In order to assess the validity of the analysis of Sec. 5 in practice, we compared the communication times for both methods running on the CRAY T3E-1200E at the University of Manchester. This machine was chosen because it enabled us to compare the methods running on up to 512 nodes. However, as mentioned at the end of Sec. 5, we would not expect this machine to give particularly favourable results for the new method because its latency cost is small.

In Fig. 4 we plot the results for two different FFT grid sizes: $128 \times 128 \times 128$ and $64 \times 64 \times 64$. The implementation of each method used the same communication library call. The results plotted were obtained by averaging the communication times for 50 convolutions (i.e. both a forward and backward FFT) on the $128^3$ grid and 100 convolutions on the $64^3$ grid. The error bars show the resulting standard deviations. The dashed and dotted lines show the best fits to Eqs. 4 and 5 respectively.

Figure 4: Comparison of average communication times for both methods applied to $128 \times 128 \times 128$ (left) and $64 \times 64 \times 64$ (right) grid sizes.

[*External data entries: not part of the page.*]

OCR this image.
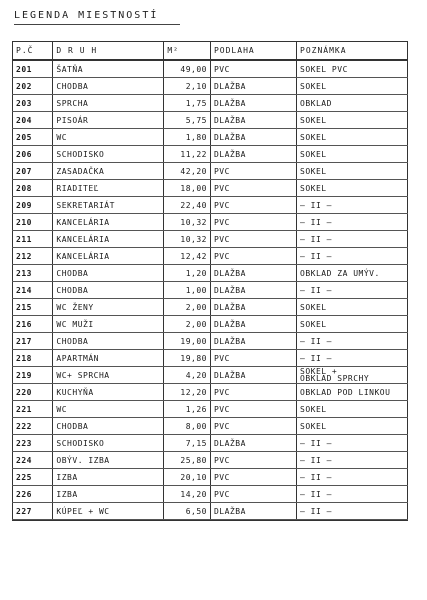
LEGENDA MIESTNOSTÍ
P.Č	D R U H	M²	PODLAHA	POZNÁMKA
201	ŠATŇA	49,00	PVC	SOKEL PVC
202	CHODBA	2,10	DLAŽBA	SOKEL
203	SPRCHA	1,75	DLAŽBA	OBKLAD
204	PISOÁR	5,75	DLAŽBA	SOKEL
205	WC	1,80	DLAŽBA	SOKEL
206	SCHODISKO	11,22	DLAŽBA	SOKEL
207	ZASADAČKA	42,20	PVC	SOKEL
208	RIADITEĽ	18,00	PVC	SOKEL
209	SEKRETARIÁT	22,40	PVC	— II —
210	KANCELÁRIA	10,32	PVC	— II —
211	KANCELÁRIA	10,32	PVC	— II —
212	KANCELÁRIA	12,42	PVC	— II —
213	CHODBA	1,20	DLAŽBA	OBKLAD ZA UMÝV.
214	CHODBA	1,00	DLAŽBA	— II —
215	WC ŽENY	2,00	DLAŽBA	SOKEL
216	WC MUŽI	2,00	DLAŽBA	SOKEL
217	CHODBA	19,00	DLAŽBA	— II —
218	APARTMÁN	19,80	PVC	— II —
219	WC+ SPRCHA	4,20	DLAŽBA	SOKEL +
OBKLAD SPRCHY
220	KUCHYŇA	12,20	PVC	OBKLAD POD LINKOU
221	WC	1,26	PVC	SOKEL
222	CHODBA	8,00	PVC	SOKEL
223	SCHODISKO	7,15	DLAŽBA	— II —
224	OBÝV. IZBA	25,80	PVC	— II —
225	IZBA	20,10	PVC	— II —
226	IZBA	14,20	PVC	— II —
227	KÚPEĽ + WC	6,50	DLAŽBA	— II —
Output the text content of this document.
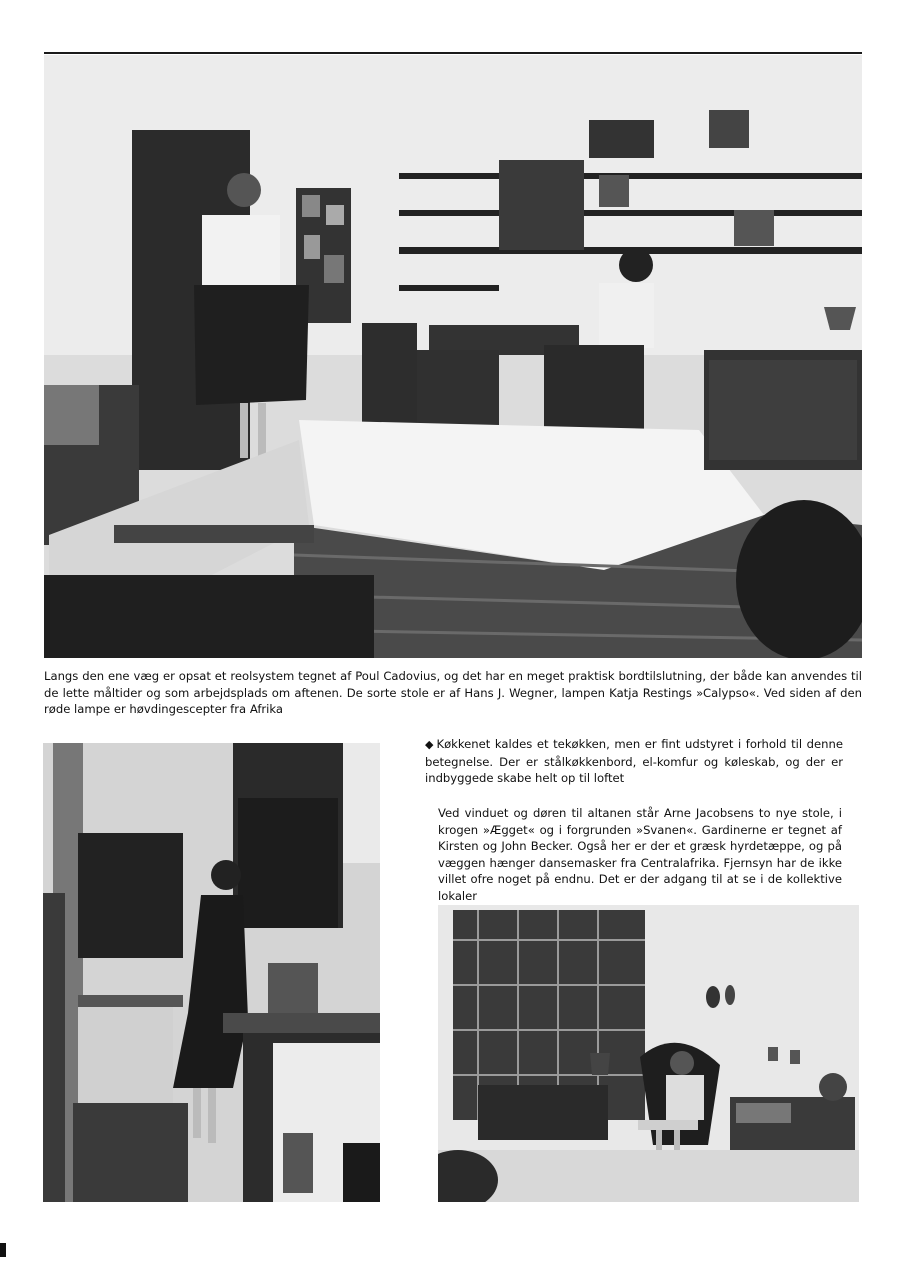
Langs den ene væg er opsat et reolsystem tegnet af Poul Cadovius, og det har en meget praktisk bordtilslutning, der både kan anvendes til de lette måltider og som arbejdsplads om aftenen. De sorte stole er af Hans J. Wegner, lampen Katja Restings »Calypso«. Ved siden af den røde lampe er høvdingescepter fra Afrika

◆ Køkkenet kaldes et tekøkken, men er fint udstyret i forhold til denne betegnelse. Der er stålkøkkenbord, el-komfur og køleskab, og der er indbyggede skabe helt op til loftet

Ved vinduet og døren til altanen står Arne Jacobsens to nye stole, i krogen »Ægget« og i forgrunden »Svanen«. Gardinerne er tegnet af Kirsten og John Becker. Også her er der et græsk hyrdetæppe, og på væggen hænger dansemasker fra Centralafrika. Fjernsyn har de ikke villet ofre noget på endnu. Det er der adgang til at se i de kollektive lokaler
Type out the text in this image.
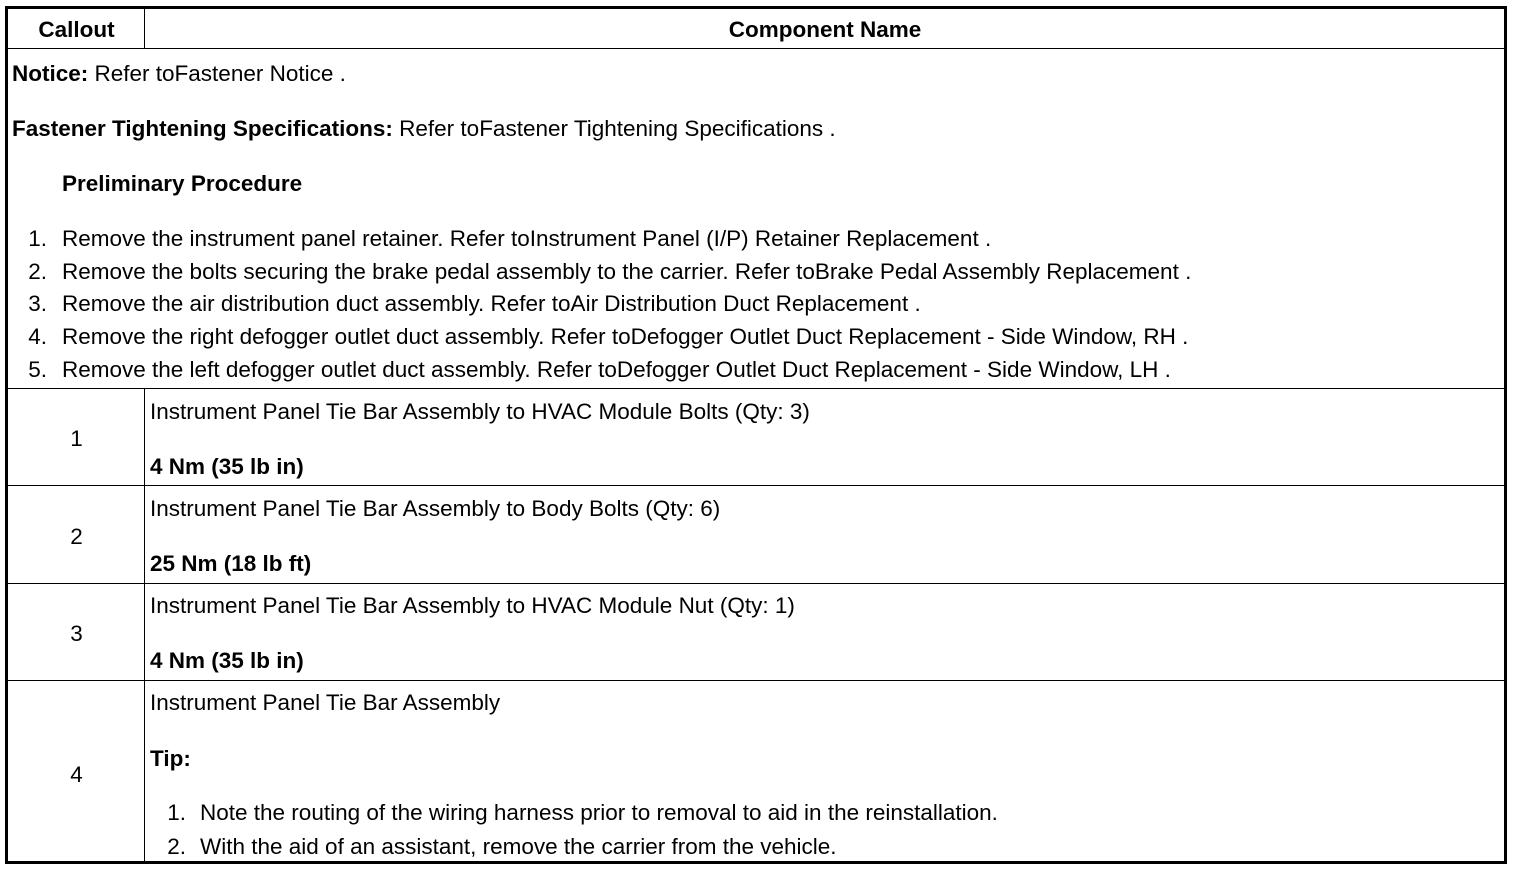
Callout	Component Name
Notice: Refer toFastener Notice .
Fastener Tightening Specifications: Refer toFastener Tightening Specifications .
Preliminary Procedure
1. Remove the instrument panel retainer. Refer toInstrument Panel (I/P) Retainer Replacement .
2. Remove the bolts securing the brake pedal assembly to the carrier. Refer toBrake Pedal Assembly Replacement .
3. Remove the air distribution duct assembly. Refer toAir Distribution Duct Replacement .
4. Remove the right defogger outlet duct assembly. Refer toDefogger Outlet Duct Replacement - Side Window, RH .
5. Remove the left defogger outlet duct assembly. Refer toDefogger Outlet Duct Replacement - Side Window, LH .
1
Instrument Panel Tie Bar Assembly to HVAC Module Bolts (Qty: 3)
4 Nm (35 lb in)
2
Instrument Panel Tie Bar Assembly to Body Bolts (Qty: 6)
25 Nm (18 lb ft)
3
Instrument Panel Tie Bar Assembly to HVAC Module Nut (Qty: 1)
4 Nm (35 lb in)
4
Instrument Panel Tie Bar Assembly
Tip:
1. Note the routing of the wiring harness prior to removal to aid in the reinstallation.
2. With the aid of an assistant, remove the carrier from the vehicle.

The quality of the fits of Eqs. 4 and 5 to the data supports our analysis. In particular, the cross-over occurs at a smaller number of processors for the case of the smaller FFT grid, as expected. On the machine used here, the new method is out-performed by the old method for the reasons given above, and would only be applicable for very small FFT grids or very large numbers (over 1000) of nodes. However, from the quality of the fit to the analysis of Sec. 5, we would expect to be able to apply Eqs. 4 and 5 with confidence to estimate how the methods would scale on other machines. For example, on the cluster of PCs mentioned in Sec. 5, on which we measured a latency of about $300~\mathrm{\mu s}$ and a bandwidth of $8.7~\mathrm{Mb s^{-1}}$, the expected cross-over points are 40 and 140 nodes for the $64^3$ and $128^3$ grids respectively.